She’s arguably the domestic goddess of our time and can turn the seemingly innocuous task of hulling a punnet of strawberries into, well, something a little more alluring. She’s Nigella Lawson – journalist, critic, author, cook, mother and ardent foodie.
“When I was 16 or so, I went to Paris – more because of the travel rather than food really - and I was fascinated in how the French cooked,” Ms Lawson says of her first independent foray into food.
“I remember I was taken out to eat at Galeries Lafayette and I tasted their fromage bleu, which was so simple and delicious. And I saw this world that was just fantastic. Then when I went to live in Italy, I started getting interested in reading about food because even though my mother cooked a lot, there were never any cookery books. So I began to read cookery books and the whole subject became interesting to me.”
Born into a refined family – her father is a baron and was chancellor of the exchequer to Margaret Thatcher while her mother was heiress to a business empire – Nigella had a somewhat conflicted relationship with food while growing up.
“Well, I will say something that will give a lot of encouragement to parents with children who don’t eat,” she says.
“I had not only no interest in food as a small child, but I really hated mealtimes and I didn’t eat at all. So when people say to me, ‘my children won’t eat’ I say ‘Well, look at me, it can change!’.

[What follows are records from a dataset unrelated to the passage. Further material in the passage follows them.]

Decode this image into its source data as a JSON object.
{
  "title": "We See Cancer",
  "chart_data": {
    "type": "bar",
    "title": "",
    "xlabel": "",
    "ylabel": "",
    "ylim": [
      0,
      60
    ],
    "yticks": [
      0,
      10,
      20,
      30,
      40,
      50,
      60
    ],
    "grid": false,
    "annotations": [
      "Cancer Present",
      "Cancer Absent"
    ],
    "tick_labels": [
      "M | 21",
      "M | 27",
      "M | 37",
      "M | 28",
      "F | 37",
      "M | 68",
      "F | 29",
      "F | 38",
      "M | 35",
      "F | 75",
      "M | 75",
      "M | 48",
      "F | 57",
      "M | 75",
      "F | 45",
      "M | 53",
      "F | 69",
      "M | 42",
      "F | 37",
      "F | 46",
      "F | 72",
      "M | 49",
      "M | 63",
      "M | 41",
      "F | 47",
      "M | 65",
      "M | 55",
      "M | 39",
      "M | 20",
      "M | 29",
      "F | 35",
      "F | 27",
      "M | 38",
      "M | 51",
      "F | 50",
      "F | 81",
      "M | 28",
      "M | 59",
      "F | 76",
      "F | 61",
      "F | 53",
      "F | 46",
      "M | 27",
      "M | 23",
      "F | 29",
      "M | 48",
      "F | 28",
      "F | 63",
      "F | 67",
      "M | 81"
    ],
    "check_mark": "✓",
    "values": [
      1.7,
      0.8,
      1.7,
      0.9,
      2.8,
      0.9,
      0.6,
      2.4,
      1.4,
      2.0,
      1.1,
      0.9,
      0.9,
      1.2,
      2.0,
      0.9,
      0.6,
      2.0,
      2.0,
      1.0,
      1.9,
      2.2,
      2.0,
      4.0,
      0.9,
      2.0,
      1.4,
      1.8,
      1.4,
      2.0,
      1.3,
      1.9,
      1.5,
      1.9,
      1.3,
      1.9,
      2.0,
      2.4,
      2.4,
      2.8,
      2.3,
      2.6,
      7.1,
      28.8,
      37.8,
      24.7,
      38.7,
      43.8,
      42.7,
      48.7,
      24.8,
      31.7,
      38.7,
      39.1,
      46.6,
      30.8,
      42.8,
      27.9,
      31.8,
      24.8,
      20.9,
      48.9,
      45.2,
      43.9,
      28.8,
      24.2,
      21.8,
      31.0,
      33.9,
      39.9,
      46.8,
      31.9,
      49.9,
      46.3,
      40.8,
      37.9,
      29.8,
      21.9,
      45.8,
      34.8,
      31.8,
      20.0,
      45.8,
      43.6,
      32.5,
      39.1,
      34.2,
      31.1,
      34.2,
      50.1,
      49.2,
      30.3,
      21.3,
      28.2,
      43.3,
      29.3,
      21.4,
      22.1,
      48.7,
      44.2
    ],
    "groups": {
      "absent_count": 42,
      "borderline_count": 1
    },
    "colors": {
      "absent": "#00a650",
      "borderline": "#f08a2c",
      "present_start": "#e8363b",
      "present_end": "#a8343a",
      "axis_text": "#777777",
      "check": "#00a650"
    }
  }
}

“I come from a family who are intensely involved in food, and when I was very young I wasn’t interested, but that was probably because I was brought up very strictly. It was ‘you will eat this and if you don’t finish it you will sit there until it’s cold and it will be brought back the next day’. It was that sort of way. There was no food-hiding – my mother had complete laser-vision. But I did get interested in food, and I had no idea it would become my life.”
In Australia for a quick stint at the Melbourne Food & Wine Festival last weekend, Ms Lawson is excited to be back in the country.
“I’ve previously been to Sydney as well as to Queensland, where I went on a boat through the Whitsundays with the kids. But I haven’t been to Melbourne before”, she says.
And would she like to come to Western Australia? We have truffles..
“I would love to. Why I’m not traveling much on this visit is because I’ve left the kids at home, so I’ve kept it short. But they loved Australia, and I’d love to do more traveling. The thing is, it’s such a huge country so you’ve got to have time. I love the huge sky of Australia, and the light. So you call it WA over there, then, and not Western Australia? You’re going to have to map me out an itinerary and tell me when’s the best time to go. I don’t like intense heat. I would have to wear a hat and a sunscreen factor of one hundred. Oh god, I can’t wait. Go on, fire away, I’m too busy planning my holiday now.”
Nigella has sold millions of cookbooks and her many television series are broadcast in countries all over the world. Now, she feels, it’s time to re-stock.
“I’m not working as hard in terms of filming and writing books at the moment so I can go away,” she says.
“If I did a book and a series every year, I’d have to be re-introduced to my children and I wouldn’t have a proper life. And the whole point of what I do is because it’s part of my life. My books come out of how I live my life, so if I make it all about the work, then that would make me feel it was the wrong way round. So it’s nice for me to be at home, cooking. And at the moment I’ve got other things to do. And no doubt I’ll go back inspired by some of the food I’ve eaten here in Australia, and that’s how recipes come about, by cooking meals that I don’t know. And just revelling in the luck that I can be pottering about the kitchen and pretend it’s work.”
Ms Lawson was the headlining act of the Melbourne Food & Wine Festival last week. She shared some kitchen bench space with Western Australia’s own seductive cook, Anna Gare.